Craig Cooper, Engineering Account Manager, and Jason Phelps, Project Manager, recently authored a in a blog post for Automation World on the psychology of change and how to best prepare when taking on a project upgrade:

Here’s a scenario—we’re contacted by a company to help them with a system upgrade. The client wants a system upgraded with Ethernet, databases, historians, etc. We provide a proposal, and upper-level engineering love it. Then, the project kicks off. But the boots-on-the-ground operations people hate it. They spend much of the project execution trying to make the new system exactly like it was before. Throughout this process, we try to coax the operations folks to see our way is better, and to show them why it’s better and how it will help them. It feels like a constant sales presentation. This results in a lot of rework, because we want to make them happy. And then as they adjust, they go back and forth on changes. Sound familiar?

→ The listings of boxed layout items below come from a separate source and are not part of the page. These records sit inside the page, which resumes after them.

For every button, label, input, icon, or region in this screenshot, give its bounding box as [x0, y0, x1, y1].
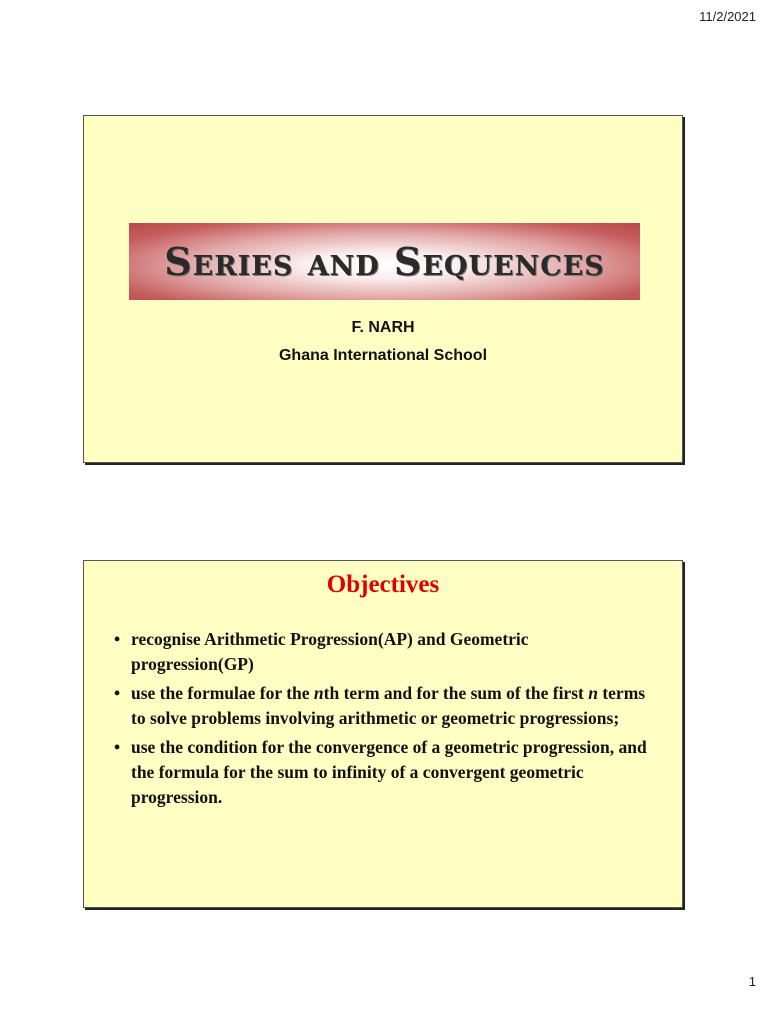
objective-text: use the condition for the convergence of a geometric progression, and the formula for the sum to infinity of a convergent geometric progression.: [131, 737, 647, 807]
bullet-icon: •: [114, 683, 121, 703]
objectives-heading: Objectives: [326, 571, 440, 598]
objective-text: terms to solve problems involving arithmetic or geometric progressions;: [131, 683, 646, 728]
print-date: 11/2/2021: [699, 9, 756, 24]
italic-variable: n: [588, 683, 598, 703]
school-name: Ghana International School: [278, 347, 488, 364]
author-name: F. NARH: [351, 319, 415, 336]
slide-title: Series and Sequences: [164, 239, 605, 284]
objective-text: use the formulae for the: [131, 683, 314, 703]
bullet-icon: •: [114, 737, 121, 757]
title-banner: [129, 223, 640, 300]
objective-item: [114, 681, 654, 731]
bullet-icon: •: [114, 629, 121, 649]
objectives-list: [114, 627, 654, 814]
objective-text: th term and for the sum of the first: [323, 683, 589, 703]
italic-variable: n: [313, 683, 324, 703]
title-slide: [83, 115, 683, 463]
page-number: 1: [748, 974, 756, 989]
objective-item: [114, 735, 654, 810]
objective-item: [114, 627, 654, 677]
objective-text: recognise Arithmetic Progression(AP) and Geometric progression(GP): [131, 629, 529, 674]
objectives-slide: [83, 560, 683, 908]
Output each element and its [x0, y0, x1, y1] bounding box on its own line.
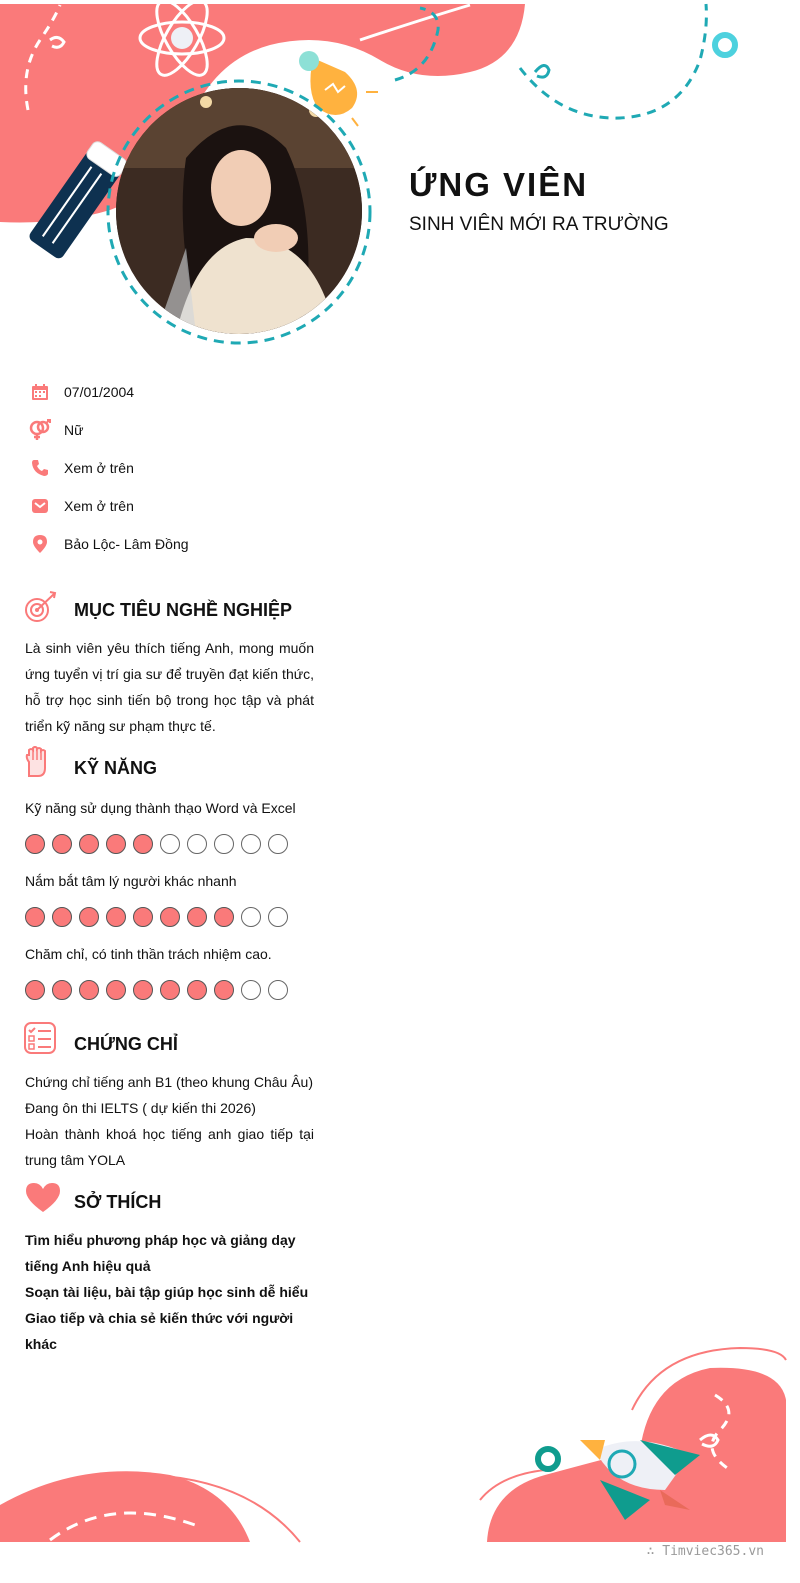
email-value[interactable]: Xem ở trên — [64, 498, 134, 514]
rating-dot-filled — [25, 907, 45, 927]
rating-dot-filled — [187, 907, 207, 927]
birthdate-value: 07/01/2004 — [64, 384, 135, 400]
contact-phone — [28, 456, 134, 480]
hobby-item: Giao tiếp và chia sẻ kiến thức với người khác — [25, 1310, 294, 1352]
certificates-title: CHỨNG CHỈ — [74, 1034, 178, 1054]
candidate-name: ỨNG VIÊN — [409, 166, 589, 203]
rating-dot-empty — [241, 907, 261, 927]
skills-title: KỸ NĂNG — [74, 758, 158, 778]
rating-dot-empty — [241, 834, 261, 854]
location-value: Bảo Lộc- Lâm Đồng — [64, 536, 189, 552]
skill-name: Kỹ năng sử dụng thành thạo Word và Excel — [25, 800, 296, 816]
watermark: ∴ Timviec365.vn — [646, 1544, 764, 1559]
skill-rating — [25, 834, 288, 854]
skill-name: Nắm bắt tâm lý người khác nhanh — [25, 873, 237, 889]
rating-dot-filled — [160, 980, 180, 1000]
rating-dot-filled — [79, 980, 99, 1000]
contact-email — [28, 494, 134, 518]
rating-dot-filled — [160, 907, 180, 927]
rating-dot-filled — [187, 980, 207, 1000]
rating-dot-empty — [268, 907, 288, 927]
rating-dot-filled — [106, 907, 126, 927]
gender-value: Nữ — [64, 422, 84, 438]
skill-rating — [25, 907, 288, 927]
skill-rating — [25, 980, 288, 1000]
phone-value[interactable]: Xem ở trên — [64, 460, 134, 476]
rating-dot-empty — [160, 834, 180, 854]
rating-dot-filled — [25, 834, 45, 854]
hobby-item: Soạn tài liệu, bài tập giúp học sinh dễ hiểu — [25, 1284, 309, 1300]
rating-dot-empty — [187, 834, 207, 854]
rating-dot-empty — [268, 834, 288, 854]
rating-dot-filled — [133, 834, 153, 854]
email-icon — [28, 494, 52, 518]
candidate-role: SINH VIÊN MỚI RA TRƯỜNG — [409, 214, 669, 235]
rating-dot-filled — [79, 834, 99, 854]
hobby-item: Tìm hiểu phương pháp học và giảng dạy tiếng Anh hiệu quả — [25, 1232, 296, 1274]
rating-dot-filled — [133, 907, 153, 927]
rating-dot-empty — [241, 980, 261, 1000]
certificate-item: Đang ôn thi IELTS ( dự kiến thi 2026) — [25, 1100, 256, 1116]
rating-dot-filled — [106, 834, 126, 854]
objective-text: Là sinh viên yêu thích tiếng Anh, mong muốn ứng tuyển vị trí gia sư để truyền đạt kiến thức, hỗ trợ học sinh tiến bộ trong học tập và phát triển kỹ năng sư phạm thực tế. — [25, 640, 314, 734]
rating-dot-filled — [25, 980, 45, 1000]
avatar — [116, 88, 362, 334]
certificate-item: Hoàn thành khoá học tiếng anh giao tiếp tại trung tâm YOLA — [25, 1126, 314, 1168]
rating-dot-filled — [214, 980, 234, 1000]
phone-icon — [28, 456, 52, 480]
calendar-icon — [28, 380, 52, 404]
contact-gender — [28, 418, 83, 442]
skill-name: Chăm chỉ, có tinh thần trách nhiệm cao. — [25, 946, 272, 962]
heart-icon — [24, 1181, 62, 1218]
rating-dot-filled — [106, 980, 126, 1000]
rating-dot-filled — [214, 907, 234, 927]
ring-icon — [715, 35, 735, 55]
rating-dot-filled — [52, 907, 72, 927]
objective-title: MỤC TIÊU NGHỀ NGHIỆP — [74, 600, 293, 620]
contact-birthdate — [28, 380, 134, 404]
hobbies-title: SỞ THÍCH — [74, 1192, 162, 1212]
rating-dot-filled — [52, 980, 72, 1000]
certificate-item: Chứng chỉ tiếng anh B1 (theo khung Châu Âu) — [25, 1074, 314, 1090]
gender-icon — [28, 418, 52, 442]
checklist-icon — [24, 1022, 56, 1059]
location-pin-icon — [28, 532, 52, 556]
rating-dot-empty — [268, 980, 288, 1000]
rating-dot-filled — [52, 834, 72, 854]
rating-dot-filled — [79, 907, 99, 927]
hand-icon — [24, 746, 50, 783]
rating-dot-filled — [133, 980, 153, 1000]
target-icon — [24, 590, 58, 629]
rating-dot-empty — [214, 834, 234, 854]
contact-location — [28, 532, 189, 556]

Often when companies approach an upgrade project, they go straight into the technology, functional requirements, and business needs. These are all very important considerations, but an important piece of the puzzle is missing: the psychology of the change itself and how best to manage it.

To an operations team with production goals and other metrics to meet every shift, change is not exactly embraced with open arms. Change can mean adaptation (which takes time that they think they don’t have), it can be scary (even the best ideas can be poorly executed with catastrophic results, and they’ve probably seen that before), and it can seem pointless (it was working this way, why are we doing it differently now?)…

Encouraging Collaboration & Cooperation During Times of Change

Cooper’s article goes on to explain how a control system integrator can avoid these pitfalls and encourage a healthy, productive experience during the transition to a new or upgraded automate system. He discusses best practices for approaching your upgrade with the psychology of change in mind:

Include your key stakeholders before the project starts.

Typical of many big moves in a company, commonly only upper-level management is involved at the outset of a project. But that leaves out the people who are actually going to use the system day after day – both their concerns and their needs. Include everyone at the outset, and keep management apprised throughout the project so they can manage expectations and encourage adaptation. A big part of resistance to change is fear of the unknown; open and inclusive communication is key to any successful automation project.

Pre-work sets you up for success.

Operational people should be involved before the project is even fully-proposed. Get to know what’s happening on the facility floor and design the integrated control system based off what you’re seeing and what they’re telling you. Being included in a process that directly affects daily life on the production line will help people become more comfortable, and even excited, about changes that could improve their processes.

Integrators need to drive the process.

While the process should be collaborative, it should by no means be democratic. Integrators, as the people who are experts in control system design and implementation, need to take the lead. But that also means taking cues from the operational staff, and keeping upper-level management both involved in the process and consistently communicating with the team. Automation companies don’t just integrate control systems; they should help integrate the human hierarchy on the project as well.

Think about training ahead of time.

If you’ve managed people’s apprehension to change throughout the project but haven’t prepared for training when the system is finally up, things will not go smoothly. Having operations, HR, safety, and maintenance involved throughout the project will help you plan a training program that puts everyone on the same page, ensuring the workforce is able to hit the ground running on the new system.

Remember what it’s really about.

We’re managing more than new control panels, software updates and a system reconfiguration; we’re managing the people who are going to be using those things every day for decades. Upper management should find ways to make these changes less shocking and more attractive. And everyone should remain positive and cooperative, because the more secure and valued everyone feels in the process, the better automation system we can design, and the more you’ll get out of it once we’re done.